Formerly in the collection of the castle of Vic-sur-Sère (Cantal, France).

出版

RELATED LITERATURE
A. Poulet, G. Scherf, Clodion 1738-1814, exh. cat. Louvre museum, Paris, 1992, pp. 136-145.

拍品資料及來源

The young infant satyr holding a nest containing three frightened chicks is made after Clodion's model of which several versions are known. However, the young satyr holding a cup is a recreation after Clodion's Satyr child running with an owl, pendant of the girl satyr, of which several versions are also known. A marble of the satyr with an owl was exhibited in the 1773 Salon (current location unknown). The model appears again in terracotta on April 8, 1777, during the sale of the Prince of Conti's collection, as a pair with a Young Girl holding a pigeon and a cage of which no other version is known (no 1272 and 1273 ; current location unknown).
A pair of terracottas including a satyress of the same model as the present is mentioned for the first time with certainty, in the Chariot sale, January 28th 1788: "Two children including a little girl carrying an owl's nest, & the other carrying the father of the brood; they are both in the movement of the race. Height 13 in." (see A. Poulet, G. Scherf, op.cit., p. 140). Several versions with slight variations are in public collections, including a pair in the Cleveland Museum of Art (inv. no. 1944.129 and 1944.130), and a further in the Museum of Fine Arts, Houston (inv. no. 44.576 and 44.577), another again in the Musée Historique de Lorraine, in Nancy (inv. no.

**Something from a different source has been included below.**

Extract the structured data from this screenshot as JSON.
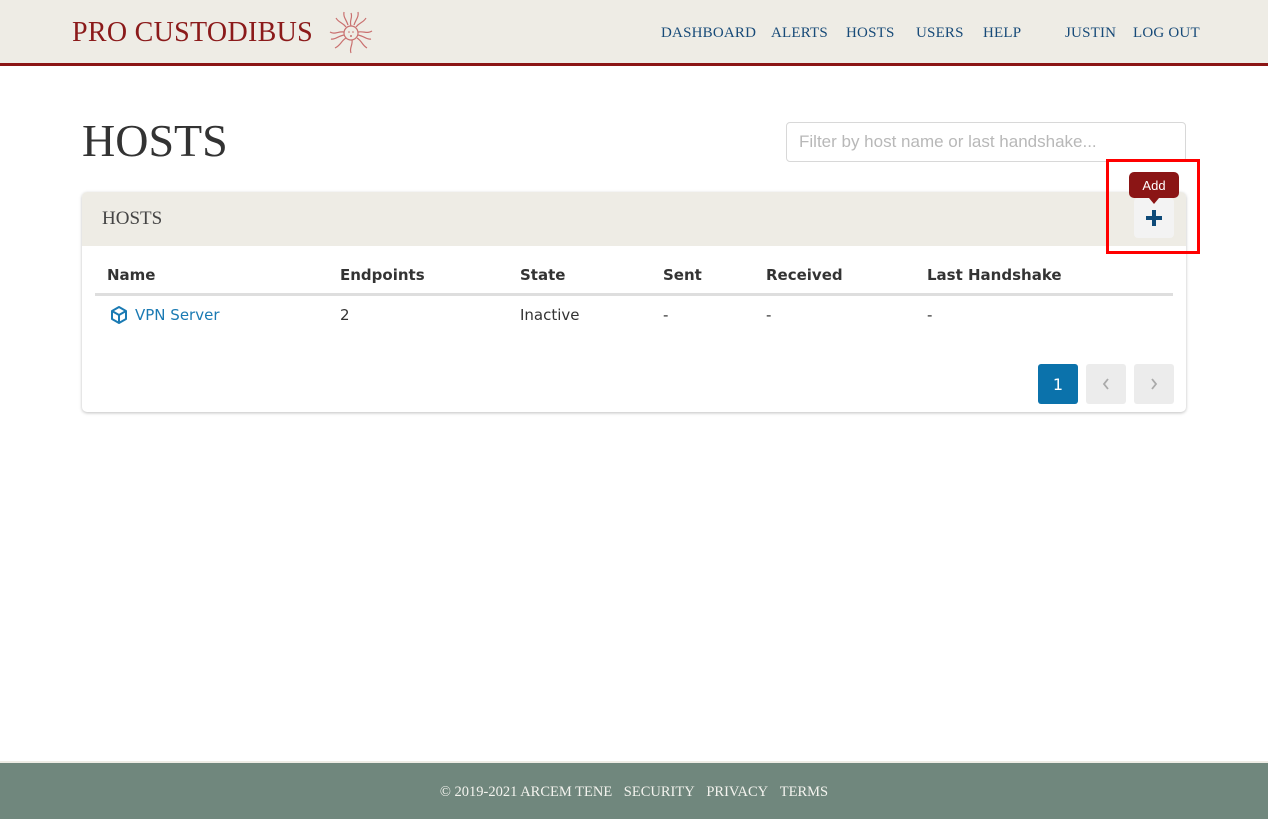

RF 2831 and 2832; date uncertain). The garland of vine leaves around the torso of the young satyr reminds of terracottas in Houston and Nancy. Contrary to the three examples previously mentioned, the skin of a beast falling along the left hip modestly hides his sex, as in the version of the Rijksmuseum (inv. no. R.B.K. 16989).
Continuously in great favour among collectors, the models of these two children satyrs by Clodion were copied throughout the 19th century. It seems, however, that the two present terracottas, which compositions are slightly different from Clodion's models, are the only known examples in such impressive dimensions, larger than life-size.